Problem. Given open, bounded set $\Omega\subset\mathbb R^d$ with smooth boundary $\partial\Omega$ and given smooth function $\varphi$ on $\partial\Omega$. As known, problem $$ \begin{cases} \Delta u=0, & \text{in $\Omega$,} \\ \\ \\ \lim_{\begin{matrix}x \to y \\ x \in \Omega \end{matrix}} u(x)=\varphi(y), & y\in\partial\Omega\setminus\{y_0\} \\ \end{cases} $$
has solution $u\in C^2(\Omega)$. Here boundary conditions are defined anywhere on $\partial\Omega$ except one point $y_0$.
- Show that solution is not unique.
- Show that bounded solution is unique.
For simplification we can use $d=2$ or $d=3$ ($d$ is the dimension of $\Omega$) and part of boundary, where $y_0$ locate, we can assume flat.

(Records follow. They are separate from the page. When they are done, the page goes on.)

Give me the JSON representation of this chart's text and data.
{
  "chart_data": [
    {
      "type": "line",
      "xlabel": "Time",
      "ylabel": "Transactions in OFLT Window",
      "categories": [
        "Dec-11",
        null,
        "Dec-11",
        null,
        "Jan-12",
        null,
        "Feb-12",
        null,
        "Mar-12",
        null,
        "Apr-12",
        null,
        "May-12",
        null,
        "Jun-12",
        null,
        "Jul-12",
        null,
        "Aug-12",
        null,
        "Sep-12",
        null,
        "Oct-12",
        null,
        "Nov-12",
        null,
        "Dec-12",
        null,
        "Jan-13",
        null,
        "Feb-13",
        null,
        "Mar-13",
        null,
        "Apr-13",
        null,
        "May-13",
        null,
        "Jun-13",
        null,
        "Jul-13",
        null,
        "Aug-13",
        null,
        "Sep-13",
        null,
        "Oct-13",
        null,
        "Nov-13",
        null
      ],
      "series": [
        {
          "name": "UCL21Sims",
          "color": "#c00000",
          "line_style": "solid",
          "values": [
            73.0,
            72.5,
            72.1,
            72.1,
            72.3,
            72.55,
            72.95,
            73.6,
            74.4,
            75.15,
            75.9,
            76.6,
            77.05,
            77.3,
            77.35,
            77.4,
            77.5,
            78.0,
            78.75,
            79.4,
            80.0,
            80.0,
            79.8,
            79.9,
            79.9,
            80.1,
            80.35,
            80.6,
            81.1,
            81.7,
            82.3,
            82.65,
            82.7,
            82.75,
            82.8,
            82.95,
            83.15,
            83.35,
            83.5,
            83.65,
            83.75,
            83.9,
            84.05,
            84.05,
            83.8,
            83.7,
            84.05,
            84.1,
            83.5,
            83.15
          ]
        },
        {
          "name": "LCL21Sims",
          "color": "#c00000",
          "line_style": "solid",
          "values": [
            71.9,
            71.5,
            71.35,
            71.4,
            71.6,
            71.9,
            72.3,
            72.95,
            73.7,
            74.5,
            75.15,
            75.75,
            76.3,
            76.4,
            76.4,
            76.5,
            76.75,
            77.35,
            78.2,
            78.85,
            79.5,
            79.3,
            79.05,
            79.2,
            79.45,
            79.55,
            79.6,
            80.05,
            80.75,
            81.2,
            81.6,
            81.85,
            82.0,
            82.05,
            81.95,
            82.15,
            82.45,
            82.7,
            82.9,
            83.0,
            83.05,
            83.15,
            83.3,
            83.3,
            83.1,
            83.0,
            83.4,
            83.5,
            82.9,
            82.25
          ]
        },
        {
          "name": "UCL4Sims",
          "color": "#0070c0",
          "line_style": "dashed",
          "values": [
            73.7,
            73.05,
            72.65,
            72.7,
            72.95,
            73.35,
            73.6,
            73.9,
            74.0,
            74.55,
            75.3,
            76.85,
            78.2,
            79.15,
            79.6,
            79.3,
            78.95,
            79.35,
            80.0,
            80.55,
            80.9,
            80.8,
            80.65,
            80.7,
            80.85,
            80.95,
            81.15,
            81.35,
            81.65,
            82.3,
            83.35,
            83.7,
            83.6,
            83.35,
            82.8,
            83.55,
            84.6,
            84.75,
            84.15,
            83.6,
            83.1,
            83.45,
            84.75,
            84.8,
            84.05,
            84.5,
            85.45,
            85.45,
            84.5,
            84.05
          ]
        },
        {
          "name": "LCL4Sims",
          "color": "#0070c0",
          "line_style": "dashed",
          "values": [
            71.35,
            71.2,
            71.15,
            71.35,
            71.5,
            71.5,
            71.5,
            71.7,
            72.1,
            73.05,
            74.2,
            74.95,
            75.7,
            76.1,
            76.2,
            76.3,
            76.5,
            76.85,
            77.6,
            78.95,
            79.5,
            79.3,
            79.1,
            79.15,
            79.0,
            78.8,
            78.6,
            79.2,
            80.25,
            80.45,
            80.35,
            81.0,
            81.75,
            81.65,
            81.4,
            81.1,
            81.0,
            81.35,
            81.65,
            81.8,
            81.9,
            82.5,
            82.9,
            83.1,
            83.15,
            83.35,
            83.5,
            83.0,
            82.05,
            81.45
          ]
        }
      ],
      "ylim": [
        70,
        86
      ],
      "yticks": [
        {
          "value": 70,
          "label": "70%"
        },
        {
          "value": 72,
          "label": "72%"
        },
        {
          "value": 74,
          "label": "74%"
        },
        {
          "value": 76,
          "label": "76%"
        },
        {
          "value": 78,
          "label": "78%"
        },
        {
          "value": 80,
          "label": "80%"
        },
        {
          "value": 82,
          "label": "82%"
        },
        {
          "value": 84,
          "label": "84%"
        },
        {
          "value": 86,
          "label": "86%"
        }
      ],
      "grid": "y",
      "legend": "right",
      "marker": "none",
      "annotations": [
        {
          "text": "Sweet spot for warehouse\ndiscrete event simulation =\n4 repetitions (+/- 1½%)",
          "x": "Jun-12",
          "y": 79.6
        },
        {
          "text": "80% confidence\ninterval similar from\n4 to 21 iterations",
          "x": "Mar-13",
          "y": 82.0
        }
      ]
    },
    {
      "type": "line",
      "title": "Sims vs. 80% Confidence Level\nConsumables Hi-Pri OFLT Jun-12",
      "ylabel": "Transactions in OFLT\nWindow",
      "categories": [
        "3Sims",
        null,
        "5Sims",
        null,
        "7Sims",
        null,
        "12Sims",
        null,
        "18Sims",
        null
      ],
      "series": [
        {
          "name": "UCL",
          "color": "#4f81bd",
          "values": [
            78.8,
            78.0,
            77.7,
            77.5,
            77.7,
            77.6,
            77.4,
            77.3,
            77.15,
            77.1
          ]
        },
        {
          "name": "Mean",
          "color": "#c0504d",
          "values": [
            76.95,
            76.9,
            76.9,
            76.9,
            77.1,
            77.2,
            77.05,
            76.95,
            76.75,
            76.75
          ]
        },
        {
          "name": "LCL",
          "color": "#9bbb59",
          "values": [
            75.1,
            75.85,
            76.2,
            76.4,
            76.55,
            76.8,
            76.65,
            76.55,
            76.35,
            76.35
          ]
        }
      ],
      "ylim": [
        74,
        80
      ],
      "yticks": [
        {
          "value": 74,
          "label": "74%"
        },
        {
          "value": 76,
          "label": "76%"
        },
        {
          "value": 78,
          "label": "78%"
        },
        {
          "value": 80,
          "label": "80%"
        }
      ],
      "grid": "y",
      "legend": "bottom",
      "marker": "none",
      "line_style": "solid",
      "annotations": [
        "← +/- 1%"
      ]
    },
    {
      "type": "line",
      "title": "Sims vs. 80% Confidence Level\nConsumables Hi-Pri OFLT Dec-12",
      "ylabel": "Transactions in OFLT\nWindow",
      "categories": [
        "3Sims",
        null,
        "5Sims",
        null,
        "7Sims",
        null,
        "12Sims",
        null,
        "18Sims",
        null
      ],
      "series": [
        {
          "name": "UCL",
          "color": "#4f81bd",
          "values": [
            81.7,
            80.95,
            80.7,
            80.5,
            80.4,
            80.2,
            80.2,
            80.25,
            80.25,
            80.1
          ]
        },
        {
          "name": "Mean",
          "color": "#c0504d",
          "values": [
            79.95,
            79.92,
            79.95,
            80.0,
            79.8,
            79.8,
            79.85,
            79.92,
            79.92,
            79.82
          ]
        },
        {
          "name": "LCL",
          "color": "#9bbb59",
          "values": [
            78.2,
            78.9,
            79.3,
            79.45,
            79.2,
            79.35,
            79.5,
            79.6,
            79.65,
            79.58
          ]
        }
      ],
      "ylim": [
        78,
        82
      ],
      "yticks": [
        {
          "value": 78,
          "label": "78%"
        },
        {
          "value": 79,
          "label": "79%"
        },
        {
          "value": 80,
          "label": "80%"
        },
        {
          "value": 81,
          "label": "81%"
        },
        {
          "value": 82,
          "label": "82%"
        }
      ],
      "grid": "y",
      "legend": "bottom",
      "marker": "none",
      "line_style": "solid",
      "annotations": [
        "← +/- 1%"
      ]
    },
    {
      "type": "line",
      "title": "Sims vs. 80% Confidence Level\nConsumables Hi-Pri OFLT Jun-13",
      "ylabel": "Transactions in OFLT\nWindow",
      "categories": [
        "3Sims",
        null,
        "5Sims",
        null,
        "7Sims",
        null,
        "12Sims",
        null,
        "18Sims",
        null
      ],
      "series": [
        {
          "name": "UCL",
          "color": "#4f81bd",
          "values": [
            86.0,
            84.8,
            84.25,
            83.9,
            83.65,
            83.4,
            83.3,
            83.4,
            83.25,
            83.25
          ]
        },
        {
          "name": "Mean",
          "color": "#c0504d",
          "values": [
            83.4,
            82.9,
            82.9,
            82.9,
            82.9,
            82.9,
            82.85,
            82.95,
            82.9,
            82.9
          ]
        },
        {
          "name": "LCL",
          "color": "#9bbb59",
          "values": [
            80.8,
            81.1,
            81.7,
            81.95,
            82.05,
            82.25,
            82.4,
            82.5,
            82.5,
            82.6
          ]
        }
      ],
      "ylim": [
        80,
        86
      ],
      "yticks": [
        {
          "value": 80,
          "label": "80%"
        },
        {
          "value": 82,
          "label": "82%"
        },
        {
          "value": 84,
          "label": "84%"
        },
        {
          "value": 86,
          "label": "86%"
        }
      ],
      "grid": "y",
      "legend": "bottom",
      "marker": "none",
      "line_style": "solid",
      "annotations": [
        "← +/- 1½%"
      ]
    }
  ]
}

Can anyone give me some ideas?
$\bullet\;$ Take $\Omega=\{x\in\mathbb{R}^n\,\colon\,|x|<1,\,x_n>0\}$, $n\geqslant 2$. It is clear that a function $$ u(x)=x_n-\frac{x_n}{|x|^n} $$ solves the homogeneous bvp $$ \begin{cases}\tag{$\ast$} \Delta\,u=0,\quad x\in\Omega,\\ u\bigr|_{\partial\Omega\backslash \{0\}}=0. \end{cases} $$ $\bullet\;$ Let $u\in C^2(\Omega)\cap C\bigl(\overline{\Omega}\backslash\{0\}\bigr)$ be a bounded solution of a bvp $(\ast)$. Consider an odd extension of $u$ from $\,\Omega\,$ to a lower half of the unit ball $B=\{x\in\mathbb{R}^n\,\colon\,|x|<1\}$, namely, $$ u(x)= \begin{cases} u(x),\;\; x\in \overline{\Omega}\backslash \{0\},\\ u(x',-x_n),\;\; x\in B\,\colon\;x_n<0. \end{cases} $$ It is clear that $\,u\,$ is weakly harmonic in $\,B\backslash \{0\}$, and hence $u\in C^2(B\backslash \{0\})\cap C\bigl(\overline{B}\backslash\{0\})$ is a bounded harmonic function in $B\backslash\{0\}$ with a removable singularity at $x=0$, i.e., function $u\in C^2(B)\cap C\bigl(\overline{B})$ is harmonic in $B$, whence follows $\,u=0\,$ in $B\,$ by the maximum principle implying the uniqueness.